When I first started thinking about a best and worst of working from home post I thought about a roundup of what’s good and a name and shame. So i’ve written the exact opposite!
Let’s face it a guide on best and worst of working from home isn’t really an Amazemeet blog, we can do better than that so I thought I’d share my personal experience of working from home on Amazemeet during lockdown.
Ok so confession time. I work from home 4 days a week and have done for some time. Amazemeet are a distributed company with team members all over the world helping people have better meetings. so we are used to it. But this time has been very different. Like most humans we invariably don’t like to be forced to do things and I am certainly no exception. And of course we do have Amazemeet for meetings and communication, in fact we’ve used real meetings for our internal testing of v3 for sometime, more on that later.
Like most people working from home presents an opportunity for a much better work-life balance but to get that you need to be organised. A desk space, away from distractions, coffee, technology are all important factors as is keeping a schedule. It’s been amazing to spend more time with family, my daughters been off school, and connecting with so many people. As a team I think we’ve come much closer together and really aligned around our goals, not that we weren’t before. As you’ll have read previously though in our blog launching a new product in lockdown we haven’t had the luxury of sitting back and having some nice conversations with long lost friends. Although the odd one has taken place! The focus we’ve had though will be coming to life for everyone in the next few weeks as we launch v3.
Like a lot of people I’ve embarked on a few things I wouldn’t normally do. I now have a love of constructing cardboard structures and my daughter and I are seriously thinking about turning pro when it comes to lego builds. That’s been awesome.

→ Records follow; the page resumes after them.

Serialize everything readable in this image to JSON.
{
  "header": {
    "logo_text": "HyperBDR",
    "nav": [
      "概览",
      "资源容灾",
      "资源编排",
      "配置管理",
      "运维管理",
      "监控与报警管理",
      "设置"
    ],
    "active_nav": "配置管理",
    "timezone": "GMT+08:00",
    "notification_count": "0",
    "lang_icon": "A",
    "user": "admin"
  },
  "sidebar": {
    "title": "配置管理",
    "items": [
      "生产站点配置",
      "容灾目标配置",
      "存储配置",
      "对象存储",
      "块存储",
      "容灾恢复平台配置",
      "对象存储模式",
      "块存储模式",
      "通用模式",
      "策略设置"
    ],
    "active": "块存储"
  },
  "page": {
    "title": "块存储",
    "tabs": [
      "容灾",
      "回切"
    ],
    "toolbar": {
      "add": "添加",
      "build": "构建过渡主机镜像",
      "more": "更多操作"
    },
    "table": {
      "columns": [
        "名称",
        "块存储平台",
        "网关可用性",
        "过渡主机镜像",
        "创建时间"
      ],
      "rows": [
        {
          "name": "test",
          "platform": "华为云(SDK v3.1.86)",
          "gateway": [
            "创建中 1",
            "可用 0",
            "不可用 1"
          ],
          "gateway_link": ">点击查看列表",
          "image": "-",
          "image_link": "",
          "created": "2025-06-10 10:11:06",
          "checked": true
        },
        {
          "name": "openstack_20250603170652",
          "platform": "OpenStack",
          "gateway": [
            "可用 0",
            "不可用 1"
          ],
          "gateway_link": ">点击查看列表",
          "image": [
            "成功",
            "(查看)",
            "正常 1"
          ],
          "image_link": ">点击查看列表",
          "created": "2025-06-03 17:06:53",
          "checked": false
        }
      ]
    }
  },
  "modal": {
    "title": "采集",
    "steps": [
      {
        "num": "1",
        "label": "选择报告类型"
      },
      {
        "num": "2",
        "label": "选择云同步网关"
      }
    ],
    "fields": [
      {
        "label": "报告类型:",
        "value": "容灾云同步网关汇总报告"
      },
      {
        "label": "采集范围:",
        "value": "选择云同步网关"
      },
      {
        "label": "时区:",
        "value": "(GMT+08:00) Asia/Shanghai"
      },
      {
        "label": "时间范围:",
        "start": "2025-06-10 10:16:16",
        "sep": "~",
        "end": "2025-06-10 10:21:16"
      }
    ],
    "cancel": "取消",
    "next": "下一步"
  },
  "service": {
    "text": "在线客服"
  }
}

Where to start. Virgin media’s intermittent internet has been a real pain, Vodafone haven’t been great either, minor inconveniences I know but especially painful when you’re trying to work. Above the practical side not having the freedoms we take for granted has been a real grind. It’s very true that you don’t miss something until it’s gone but I count my self lucky to be able to go where I want and do pretty much what I want and when. Lockdown took that all away and whilst I was 100% supportive it still pains that these things aren’t available.
I’ve also had to see many businesses and people I know really struggle. Myself and the team are lucky in that respect as we’ve found ourselves in a business and sector that somewhat thrived with the world working from the kitchen table. Others haven’t faired so well. Many friends in the entertainment sector have had businesses close and dreams evaporate over the last three months. That’s hard to watch, especially when you can’t do much to help.
What I’ll take from this.
I think number one is never to take anything for granted. Six months ago we all merrily went along in our world we felt so secure. Fast forward to now and a construct that once seemed solid fell apart with alarming speed. Companies supposedly making healthy profits went bust in weeks, panic buying, food shortages. It’s funny how it all fell apart, perhaps that fragility is telling us something? I’ve also learnt more about my colleagues, we all get each other better. That’s been a happy byproduct of the lines between work and personal life blurring. If I had one wish it would be for company to continue to be accommodating and embrace this even when things are back to normal.